I was facing my own fears.

I figured if that overview didn’t dissuade her from reading more, nothing would. Honestly, I think it was me subconsciously facing my own fears about the bible and trying to get out ahead of how it’s been used against me and others – the clobber passages as weapons, Revelations as a crystal ball, and Genesis as a science textbook.

Somewhere in there Ari said something to me about wanting to know enough about God to get it right. Oh, so triggering for me. This was the invitation to seal the deal! You see, a big part of the toxic evangelism I’d learned earlier in my faith was that this type of comment was the perfect invitation to lead her down ‘The Romans Road’ and to ‘pray the prayer’ of conversion… and to force her into the box I’ve been trying to climb out of for so long.

I’m sure I rolled my eyes and uttered a judgy word. But somehow I resisted the temptation to be the (over)confident expert instead of a fallible guide, to end the conversation instead of opening it up, to pronounce answers from on high instead of inviting her further along the journey.

Journey she did.

That afternoon I recommended she read the Gospel of Mark. She texted me the next morning to say it was pretty good and what should I read next?
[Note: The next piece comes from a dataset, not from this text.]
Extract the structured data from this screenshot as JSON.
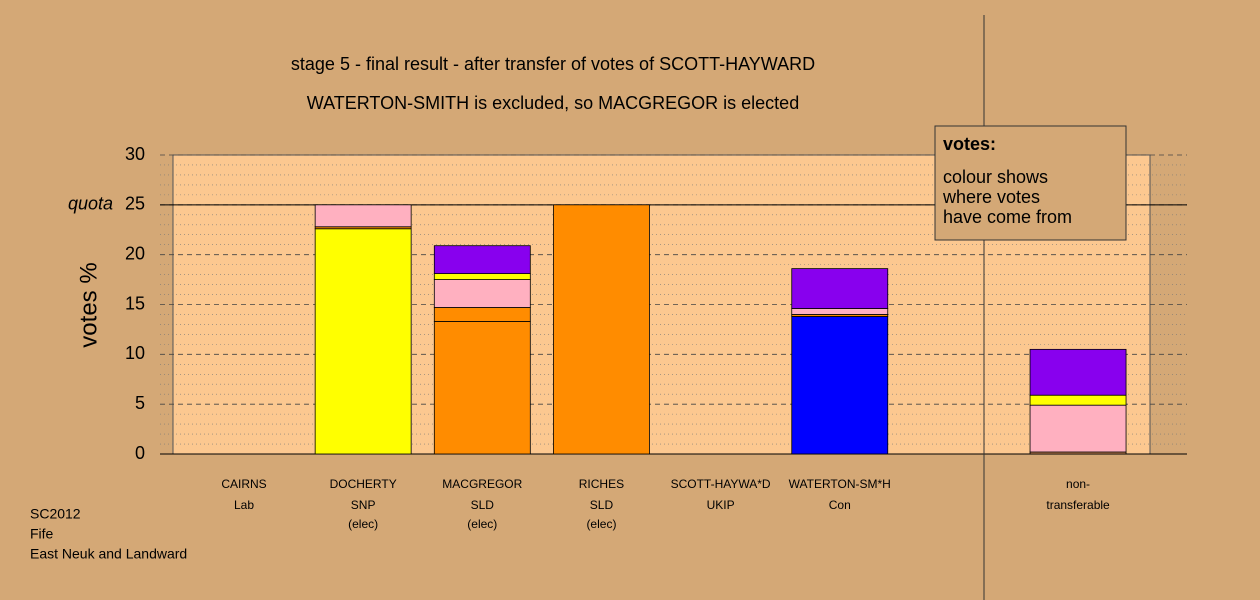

I wasn’t used to that kind of enthusiasm.

Ari proceeded to consume the bible, page after page, reading so fast I couldn’t recommend enough new material. Then she tried praying. And she listened for God. On top of all that, then she came to church. And all the while she asked questions, really good questions. And she met Jesus. 
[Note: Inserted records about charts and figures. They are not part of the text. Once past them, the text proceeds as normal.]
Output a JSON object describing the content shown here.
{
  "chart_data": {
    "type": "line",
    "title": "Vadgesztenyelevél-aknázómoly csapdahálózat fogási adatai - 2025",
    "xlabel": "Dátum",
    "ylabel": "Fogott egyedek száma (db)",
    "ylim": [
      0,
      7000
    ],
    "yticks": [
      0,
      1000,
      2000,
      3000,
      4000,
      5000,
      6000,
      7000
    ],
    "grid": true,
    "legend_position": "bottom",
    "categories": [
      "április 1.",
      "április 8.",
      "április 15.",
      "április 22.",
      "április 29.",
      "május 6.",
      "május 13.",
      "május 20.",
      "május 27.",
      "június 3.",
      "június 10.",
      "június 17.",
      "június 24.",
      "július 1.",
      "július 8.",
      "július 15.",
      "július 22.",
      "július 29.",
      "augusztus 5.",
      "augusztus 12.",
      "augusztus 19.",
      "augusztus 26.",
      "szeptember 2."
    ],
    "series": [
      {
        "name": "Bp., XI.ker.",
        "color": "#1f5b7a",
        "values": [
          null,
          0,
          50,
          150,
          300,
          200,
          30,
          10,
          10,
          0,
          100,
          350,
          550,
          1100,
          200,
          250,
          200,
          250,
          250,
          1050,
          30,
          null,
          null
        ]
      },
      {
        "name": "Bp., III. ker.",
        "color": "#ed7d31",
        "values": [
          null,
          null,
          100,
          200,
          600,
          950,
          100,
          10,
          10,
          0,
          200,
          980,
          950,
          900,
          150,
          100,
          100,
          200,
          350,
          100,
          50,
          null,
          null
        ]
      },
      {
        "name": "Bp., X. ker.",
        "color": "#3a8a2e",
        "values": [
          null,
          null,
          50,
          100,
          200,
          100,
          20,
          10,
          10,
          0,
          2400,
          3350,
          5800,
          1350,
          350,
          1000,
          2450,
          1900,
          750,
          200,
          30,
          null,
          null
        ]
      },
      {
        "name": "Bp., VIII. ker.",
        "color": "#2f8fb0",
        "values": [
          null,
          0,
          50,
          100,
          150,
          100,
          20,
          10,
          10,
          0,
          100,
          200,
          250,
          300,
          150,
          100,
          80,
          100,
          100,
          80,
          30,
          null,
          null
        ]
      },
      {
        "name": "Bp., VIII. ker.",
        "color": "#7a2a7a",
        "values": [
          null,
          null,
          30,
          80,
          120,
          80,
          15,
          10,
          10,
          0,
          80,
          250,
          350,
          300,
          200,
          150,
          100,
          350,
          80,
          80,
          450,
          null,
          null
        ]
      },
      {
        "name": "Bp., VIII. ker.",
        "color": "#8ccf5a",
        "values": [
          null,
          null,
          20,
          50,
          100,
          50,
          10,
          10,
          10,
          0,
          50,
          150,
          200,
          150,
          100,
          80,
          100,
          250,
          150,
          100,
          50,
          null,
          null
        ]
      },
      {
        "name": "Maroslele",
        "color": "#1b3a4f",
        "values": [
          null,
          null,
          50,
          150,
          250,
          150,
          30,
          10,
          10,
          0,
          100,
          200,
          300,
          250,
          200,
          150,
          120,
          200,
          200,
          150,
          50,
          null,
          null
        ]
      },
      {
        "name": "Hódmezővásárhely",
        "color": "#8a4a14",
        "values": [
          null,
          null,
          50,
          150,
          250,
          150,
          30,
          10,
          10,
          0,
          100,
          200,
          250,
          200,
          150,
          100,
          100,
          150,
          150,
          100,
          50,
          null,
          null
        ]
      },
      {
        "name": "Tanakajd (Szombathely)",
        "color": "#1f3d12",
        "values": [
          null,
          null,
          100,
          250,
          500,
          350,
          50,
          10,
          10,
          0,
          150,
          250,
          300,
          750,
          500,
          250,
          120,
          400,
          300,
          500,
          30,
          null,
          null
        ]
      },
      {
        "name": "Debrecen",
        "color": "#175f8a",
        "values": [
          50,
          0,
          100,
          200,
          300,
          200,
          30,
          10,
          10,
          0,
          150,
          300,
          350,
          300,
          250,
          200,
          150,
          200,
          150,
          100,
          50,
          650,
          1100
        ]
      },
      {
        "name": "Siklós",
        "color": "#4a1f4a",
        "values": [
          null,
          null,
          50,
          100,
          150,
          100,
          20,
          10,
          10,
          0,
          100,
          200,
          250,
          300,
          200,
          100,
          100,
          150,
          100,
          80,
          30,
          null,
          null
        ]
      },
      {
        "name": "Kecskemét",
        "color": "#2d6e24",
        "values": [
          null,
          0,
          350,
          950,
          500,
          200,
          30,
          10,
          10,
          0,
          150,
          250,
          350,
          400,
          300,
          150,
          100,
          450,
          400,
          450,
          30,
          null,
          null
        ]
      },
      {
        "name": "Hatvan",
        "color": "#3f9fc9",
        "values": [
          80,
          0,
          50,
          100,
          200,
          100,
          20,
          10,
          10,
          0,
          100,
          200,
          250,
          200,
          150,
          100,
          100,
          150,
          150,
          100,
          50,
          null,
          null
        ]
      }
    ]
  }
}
About three or four weeks into this whole process, I asked her if I could anonymously share some of her spiritual journey as a Wiccan with an online group of pastors I met with, and I was warmed by her response. Here’s a snapshot of her text:

The story continues.

There’s a whole lot more to Ari’s story, and I only know bits and pieces of it. But she has just kept on growing, helping out around church where she can, connecting to people and loving God.

And then there’s me. I’ve had to keep on growing, too. I’ve had to keep rethinking the religious training I received, dismantling any approach to people that turns them into a project. I’ve had to expand my notions of how my God is at work in other religions. I’ve needed to look inside at my thinly veiled motivations, my need to achieve religious goals, and my desire to appear in control. And Ari keeps on helping me.

I want to close this story with a text she sent me not long after the one captured above.

“I’ll figure it out eventually.”

I love the humility and wisdom in her approach and her willingness to hold tension. Those are the very things I’m needing to learn myself, so I’m so grateful God brought us together.